In the Gulf of Mexico, hypoxia exists as a large bloom of non-oxygenated water located near the mouth of the Mississippi River. The shrimp industry has been impacted by this water condition. Brown shrimp migrate away from shore into the open water during their life cycle. Due to the zone of hypoxia, these shrimp must migrate further away from the shoreline than they normally would to reach oxygenated water. This fact has been reflected in the shrimp industry, as fisherman must travel longer distances to obtain this commodity.

Public concern about hypoxia in the Gulf of Mexico has prompted an initiative to address the situation. A team of scientists was assembled to review data and generate an Action Plan that would detail potential causes and recommend solutions. The task force determined that the primary cause of hypoxia is nitrogen loading to the Gulf from the Mississippi River. The source of nitrogen is from watershed run-off in the Mississippi River Basin, which is impacted by land use near tributaries of the Mississippi such as the Ohio River.
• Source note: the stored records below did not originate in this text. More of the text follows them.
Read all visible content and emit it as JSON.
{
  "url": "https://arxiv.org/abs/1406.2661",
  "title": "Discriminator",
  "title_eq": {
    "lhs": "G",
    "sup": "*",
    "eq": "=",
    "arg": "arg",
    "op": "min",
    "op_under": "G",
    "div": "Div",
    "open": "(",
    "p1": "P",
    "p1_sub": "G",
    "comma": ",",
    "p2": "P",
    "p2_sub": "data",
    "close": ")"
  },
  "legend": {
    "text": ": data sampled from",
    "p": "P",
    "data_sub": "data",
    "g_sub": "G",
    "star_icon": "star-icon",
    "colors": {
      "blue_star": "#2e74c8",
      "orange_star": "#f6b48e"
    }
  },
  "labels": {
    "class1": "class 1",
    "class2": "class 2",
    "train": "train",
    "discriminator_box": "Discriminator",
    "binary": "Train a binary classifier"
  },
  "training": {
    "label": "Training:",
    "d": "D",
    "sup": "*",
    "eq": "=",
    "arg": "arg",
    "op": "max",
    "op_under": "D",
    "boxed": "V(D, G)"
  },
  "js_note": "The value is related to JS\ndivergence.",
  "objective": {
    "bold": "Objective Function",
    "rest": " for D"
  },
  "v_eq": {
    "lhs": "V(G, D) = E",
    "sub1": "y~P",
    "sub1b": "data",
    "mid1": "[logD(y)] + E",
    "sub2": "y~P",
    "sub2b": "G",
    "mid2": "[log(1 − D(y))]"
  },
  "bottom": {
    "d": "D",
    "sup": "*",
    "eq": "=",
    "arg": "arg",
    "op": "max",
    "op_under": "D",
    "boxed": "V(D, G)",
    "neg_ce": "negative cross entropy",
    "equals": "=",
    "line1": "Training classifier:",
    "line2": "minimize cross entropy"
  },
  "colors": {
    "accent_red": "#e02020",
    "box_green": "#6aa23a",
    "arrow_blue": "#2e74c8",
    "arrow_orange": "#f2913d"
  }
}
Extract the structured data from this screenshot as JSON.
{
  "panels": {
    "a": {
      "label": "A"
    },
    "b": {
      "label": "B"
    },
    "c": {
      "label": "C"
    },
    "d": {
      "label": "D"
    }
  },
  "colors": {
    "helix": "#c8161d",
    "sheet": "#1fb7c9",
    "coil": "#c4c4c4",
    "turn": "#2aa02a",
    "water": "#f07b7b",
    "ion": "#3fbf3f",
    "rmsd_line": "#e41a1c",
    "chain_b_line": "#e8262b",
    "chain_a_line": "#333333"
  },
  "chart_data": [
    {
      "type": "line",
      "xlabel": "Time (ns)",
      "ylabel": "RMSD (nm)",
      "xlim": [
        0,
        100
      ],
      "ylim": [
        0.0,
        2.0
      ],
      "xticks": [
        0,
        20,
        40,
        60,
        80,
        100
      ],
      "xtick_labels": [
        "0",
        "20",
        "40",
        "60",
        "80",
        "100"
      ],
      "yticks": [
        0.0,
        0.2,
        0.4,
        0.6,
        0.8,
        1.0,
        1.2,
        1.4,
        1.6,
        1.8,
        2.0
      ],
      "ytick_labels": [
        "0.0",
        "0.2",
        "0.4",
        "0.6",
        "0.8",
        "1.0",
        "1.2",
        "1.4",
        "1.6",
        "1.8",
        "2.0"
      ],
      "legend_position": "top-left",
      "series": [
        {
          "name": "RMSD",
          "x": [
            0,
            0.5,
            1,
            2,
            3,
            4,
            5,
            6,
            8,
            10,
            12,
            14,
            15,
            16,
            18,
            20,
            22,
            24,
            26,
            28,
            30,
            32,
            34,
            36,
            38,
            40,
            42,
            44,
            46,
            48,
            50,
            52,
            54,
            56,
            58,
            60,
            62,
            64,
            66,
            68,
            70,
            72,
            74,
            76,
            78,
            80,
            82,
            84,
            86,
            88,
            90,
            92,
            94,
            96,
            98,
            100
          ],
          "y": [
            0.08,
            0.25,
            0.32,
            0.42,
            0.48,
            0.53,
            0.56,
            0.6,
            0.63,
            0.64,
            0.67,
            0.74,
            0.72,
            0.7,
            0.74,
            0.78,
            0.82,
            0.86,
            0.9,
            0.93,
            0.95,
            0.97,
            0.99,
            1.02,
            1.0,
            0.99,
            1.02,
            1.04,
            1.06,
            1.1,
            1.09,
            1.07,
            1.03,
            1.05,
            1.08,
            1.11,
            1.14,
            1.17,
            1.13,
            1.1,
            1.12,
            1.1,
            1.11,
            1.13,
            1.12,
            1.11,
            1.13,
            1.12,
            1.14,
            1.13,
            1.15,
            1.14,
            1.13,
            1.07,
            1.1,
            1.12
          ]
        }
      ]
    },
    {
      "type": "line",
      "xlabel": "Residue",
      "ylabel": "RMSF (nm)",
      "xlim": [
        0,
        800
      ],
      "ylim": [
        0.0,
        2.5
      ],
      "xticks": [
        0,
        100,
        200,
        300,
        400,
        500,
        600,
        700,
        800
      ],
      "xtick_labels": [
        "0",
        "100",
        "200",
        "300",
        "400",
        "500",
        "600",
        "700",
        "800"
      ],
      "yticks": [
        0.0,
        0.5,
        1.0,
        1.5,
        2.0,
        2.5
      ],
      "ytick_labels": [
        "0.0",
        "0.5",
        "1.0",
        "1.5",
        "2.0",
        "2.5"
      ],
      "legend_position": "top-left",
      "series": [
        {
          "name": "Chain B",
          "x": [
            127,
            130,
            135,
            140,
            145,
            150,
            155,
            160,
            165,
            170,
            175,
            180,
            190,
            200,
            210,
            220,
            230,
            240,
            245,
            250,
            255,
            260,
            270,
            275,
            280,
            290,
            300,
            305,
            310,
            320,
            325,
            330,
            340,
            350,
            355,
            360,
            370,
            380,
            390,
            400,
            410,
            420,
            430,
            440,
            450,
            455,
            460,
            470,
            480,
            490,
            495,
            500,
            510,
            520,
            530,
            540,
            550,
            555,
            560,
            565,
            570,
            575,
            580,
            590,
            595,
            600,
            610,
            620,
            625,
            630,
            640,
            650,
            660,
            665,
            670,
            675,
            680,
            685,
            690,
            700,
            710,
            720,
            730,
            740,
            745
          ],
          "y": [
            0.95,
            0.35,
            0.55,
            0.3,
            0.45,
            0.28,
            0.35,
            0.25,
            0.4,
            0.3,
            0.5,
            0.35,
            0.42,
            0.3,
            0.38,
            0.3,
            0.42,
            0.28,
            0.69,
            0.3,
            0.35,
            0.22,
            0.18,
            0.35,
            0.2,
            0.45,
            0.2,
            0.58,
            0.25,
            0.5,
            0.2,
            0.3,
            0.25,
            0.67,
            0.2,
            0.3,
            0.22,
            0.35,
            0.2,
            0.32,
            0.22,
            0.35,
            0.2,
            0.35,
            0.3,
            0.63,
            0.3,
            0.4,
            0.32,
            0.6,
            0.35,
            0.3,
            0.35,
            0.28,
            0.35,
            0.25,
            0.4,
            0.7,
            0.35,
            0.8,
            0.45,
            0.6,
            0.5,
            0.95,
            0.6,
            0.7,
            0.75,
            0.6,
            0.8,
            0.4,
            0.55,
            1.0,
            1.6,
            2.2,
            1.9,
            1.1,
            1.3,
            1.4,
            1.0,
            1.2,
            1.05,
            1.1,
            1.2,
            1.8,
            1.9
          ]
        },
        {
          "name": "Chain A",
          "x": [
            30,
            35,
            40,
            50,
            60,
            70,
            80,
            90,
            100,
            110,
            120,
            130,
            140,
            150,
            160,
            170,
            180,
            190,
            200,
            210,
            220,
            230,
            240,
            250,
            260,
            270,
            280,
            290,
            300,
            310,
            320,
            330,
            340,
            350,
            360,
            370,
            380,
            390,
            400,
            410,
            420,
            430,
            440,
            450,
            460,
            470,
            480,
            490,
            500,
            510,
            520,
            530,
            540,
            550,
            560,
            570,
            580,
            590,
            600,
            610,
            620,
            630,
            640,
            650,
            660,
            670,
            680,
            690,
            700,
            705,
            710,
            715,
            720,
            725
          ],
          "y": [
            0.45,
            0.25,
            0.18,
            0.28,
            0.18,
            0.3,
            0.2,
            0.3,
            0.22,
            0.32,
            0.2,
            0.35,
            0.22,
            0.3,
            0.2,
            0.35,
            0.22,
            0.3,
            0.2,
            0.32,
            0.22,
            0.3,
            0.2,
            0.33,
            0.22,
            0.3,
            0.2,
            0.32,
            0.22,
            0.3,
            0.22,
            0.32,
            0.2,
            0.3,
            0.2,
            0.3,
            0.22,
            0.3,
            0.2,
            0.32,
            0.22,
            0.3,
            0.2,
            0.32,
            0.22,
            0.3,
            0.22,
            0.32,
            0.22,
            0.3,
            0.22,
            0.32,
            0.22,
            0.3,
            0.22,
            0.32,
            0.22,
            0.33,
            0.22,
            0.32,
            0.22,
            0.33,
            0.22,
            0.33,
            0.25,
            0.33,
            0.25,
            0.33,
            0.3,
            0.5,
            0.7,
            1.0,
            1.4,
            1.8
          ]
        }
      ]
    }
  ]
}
The strategy to confront the hypoxia problem, as decided by the task force, involves six points; 1) reduce nitrogen loading, 2) implement solutions on a sub-basin scale, 3) actions taken should also help the freshwater riverine systems of the Mississippi basin, 4) promote incentives for adopting Best Management Practices instead of using environmental regulations, 5) the initiative needs to be funded, and 6) explore existing federal programs that will also help reduce hypoxia in the Gulf of Mexico.

To carry out the above strategy, the Action Plan makes several recommendations for the Mississippi River basin. Such as, farming practices within the watershed should be performed to reduce nitrogen loss from the land into the waterways. This means reducing the use of nitrogen as a fertilizer, proper application of manure, and effective handling of manure storage. It is advised to create and restore natural wetlands and to make use of riparian buffers as a nitrogen filter. Point source reduction of nitrogen loading should be addressed with tertiary treatment of domestic wastewater. Finally, flood control is necessary and would be possible if the river diversions in the Louisiana delta are allowed to restore back to a natural condition.